I however, am shamelessly proud to claim Peter as a dear friend and to say that morning prayers was a home for me when I was an undergraduate. I'm honored to be asked back, and I want to talk to you today about saying yes. One of the great dangers in life is that we become conservative, making compromises to protect ourselves from a life that might otherwise prove Hobbesian, nasty, brutish and short. Seeking safety, we hold back when we should say yes.

When I was a freshman, someone froze to death in Harvard Square. My friends and I heard this as a call, and our response became what is today the Harvard Square Homeless Shelter. Years ago, Scott Seider wrote a book about the shelter entitled Where Harvard Meets the Homeless.

In the book, he demonstrates that among other things, the shelter has served generations of Harvard students as a sort of social justice entrepreneurship incubator. For me, work there led to a change in my trajectory, working now with economically disadvantaged children. For my friend, Katya Fels, it led to the creation first of On the Rise, an innovative program for women, and now the Full Frame Initiative.

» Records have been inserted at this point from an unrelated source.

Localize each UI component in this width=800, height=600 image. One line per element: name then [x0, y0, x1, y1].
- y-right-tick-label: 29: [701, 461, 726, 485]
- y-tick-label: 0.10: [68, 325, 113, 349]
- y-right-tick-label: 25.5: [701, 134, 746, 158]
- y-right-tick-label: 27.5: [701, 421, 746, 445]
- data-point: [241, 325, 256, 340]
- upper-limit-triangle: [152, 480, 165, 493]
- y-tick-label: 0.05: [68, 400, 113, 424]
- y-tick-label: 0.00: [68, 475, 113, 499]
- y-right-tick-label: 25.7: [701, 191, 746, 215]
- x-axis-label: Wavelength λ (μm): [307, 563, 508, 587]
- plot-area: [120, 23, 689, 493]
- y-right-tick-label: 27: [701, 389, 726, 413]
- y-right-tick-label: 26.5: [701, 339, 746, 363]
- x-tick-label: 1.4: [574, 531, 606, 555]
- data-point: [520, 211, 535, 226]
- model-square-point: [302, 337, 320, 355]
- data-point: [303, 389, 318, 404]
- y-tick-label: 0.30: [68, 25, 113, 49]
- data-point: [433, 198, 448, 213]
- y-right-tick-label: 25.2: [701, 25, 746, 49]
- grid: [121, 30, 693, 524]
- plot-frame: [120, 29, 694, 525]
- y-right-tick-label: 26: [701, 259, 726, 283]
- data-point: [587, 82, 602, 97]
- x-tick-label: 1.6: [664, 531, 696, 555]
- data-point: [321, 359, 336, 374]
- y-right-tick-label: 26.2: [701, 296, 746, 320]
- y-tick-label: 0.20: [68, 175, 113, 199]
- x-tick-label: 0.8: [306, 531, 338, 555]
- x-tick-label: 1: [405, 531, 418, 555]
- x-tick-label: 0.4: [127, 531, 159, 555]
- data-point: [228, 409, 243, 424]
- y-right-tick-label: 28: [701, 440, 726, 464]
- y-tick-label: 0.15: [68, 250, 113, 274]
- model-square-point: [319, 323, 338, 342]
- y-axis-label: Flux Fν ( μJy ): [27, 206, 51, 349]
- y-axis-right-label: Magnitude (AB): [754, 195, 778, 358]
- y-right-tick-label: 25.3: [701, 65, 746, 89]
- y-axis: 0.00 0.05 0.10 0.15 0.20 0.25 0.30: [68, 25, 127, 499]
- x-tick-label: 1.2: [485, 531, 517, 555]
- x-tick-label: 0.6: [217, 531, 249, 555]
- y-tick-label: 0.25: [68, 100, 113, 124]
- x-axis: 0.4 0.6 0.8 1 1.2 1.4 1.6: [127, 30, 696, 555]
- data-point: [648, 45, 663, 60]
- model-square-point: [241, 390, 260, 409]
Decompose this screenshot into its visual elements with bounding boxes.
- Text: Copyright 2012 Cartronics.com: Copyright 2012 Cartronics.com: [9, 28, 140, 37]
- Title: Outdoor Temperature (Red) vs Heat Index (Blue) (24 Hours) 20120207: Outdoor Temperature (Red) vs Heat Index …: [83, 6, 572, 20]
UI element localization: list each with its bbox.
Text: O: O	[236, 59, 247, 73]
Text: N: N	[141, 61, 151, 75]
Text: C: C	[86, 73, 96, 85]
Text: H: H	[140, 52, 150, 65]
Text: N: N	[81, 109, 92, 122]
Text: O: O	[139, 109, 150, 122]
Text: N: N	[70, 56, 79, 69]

Our friend Ellie Lee made a movie called Repetition Compulsion that launched her career as a filmmaker. Another friend went onto a career in development in the World Bank. More recently, it inspired Sam Greenberg and Sarah Rosenkrantz to start Y2Y, the shelter for homeless youth. So many lives impacted from saying yes.

Marge Piercy ends her poem, To be of Use, with the lines, "A pitcher cries for water to carry, and a person for work that is real." Each of us must have something real to do. Again and again, holy scripture, commends those who answer when called, who immediately drop their nets and dive right in, faithful people who live out the benediction, "May you love God so much that you love nothing else too much, and may you fear God so much that you fear nothing else."

Let me end with a story about a pious man who lived by a river. One day, the river started to flood. As the waters rose, a soldier drove up in a Jeep. "Hop in," he said. "I'll take you to safety." "No, said the man. I'm trusting in Jesus." The water continued to rise. Two neighbors paddled by in a canoe. "Come aboard," they said. "No," said the man. "I'm trusting in Jesus."

Still, the water rose, and a helicopter flew by and dropped a rope ladder. "Grab on," they yelled. "We'll take you to safety." "No," yelled the man. "I'm trusting in Jesus." When the man drowned, he went to heaven, and he was sopping wet, and he stormed into Jesus' office. "I trusted in you and look what happened to me." "My child," said Jesus, "I sent you a Jeep and a canoe and a helicopter. What more do you want?" Friends, here we are, what more could we want to say yes?

Let me conclude with a familiar prayer attributed to St. Francis.

Lord, make me an instrument of your peace. Where there is hatred, let me so love. Where there is injury, pardon. Where there is doubt, faith. Where there is despair, hope. Where there is darkness, light. Where there is sadness, joy. Oh divine master, grant that I may not so much seek to be consoled as to console, to be understood as to understand, to be loved as to love. For it is in giving that we receive, it is in pardoning that we are pardoned, and it is in dying that we are born to eternal life. Amen.

Now let us say together the prayer that Jesus taught: Our Father, who art in heaven, hallowed be thy name. Thy kingdom come, thy will be don on earth as it is in heaven. Give us this day our daily bread and forgive us our trespasses as we forgive those who trespass against us. And lead us not to temptation, but deliver us from evil. For thine is the kingdom and the power and the glory, forever and ever. Amen.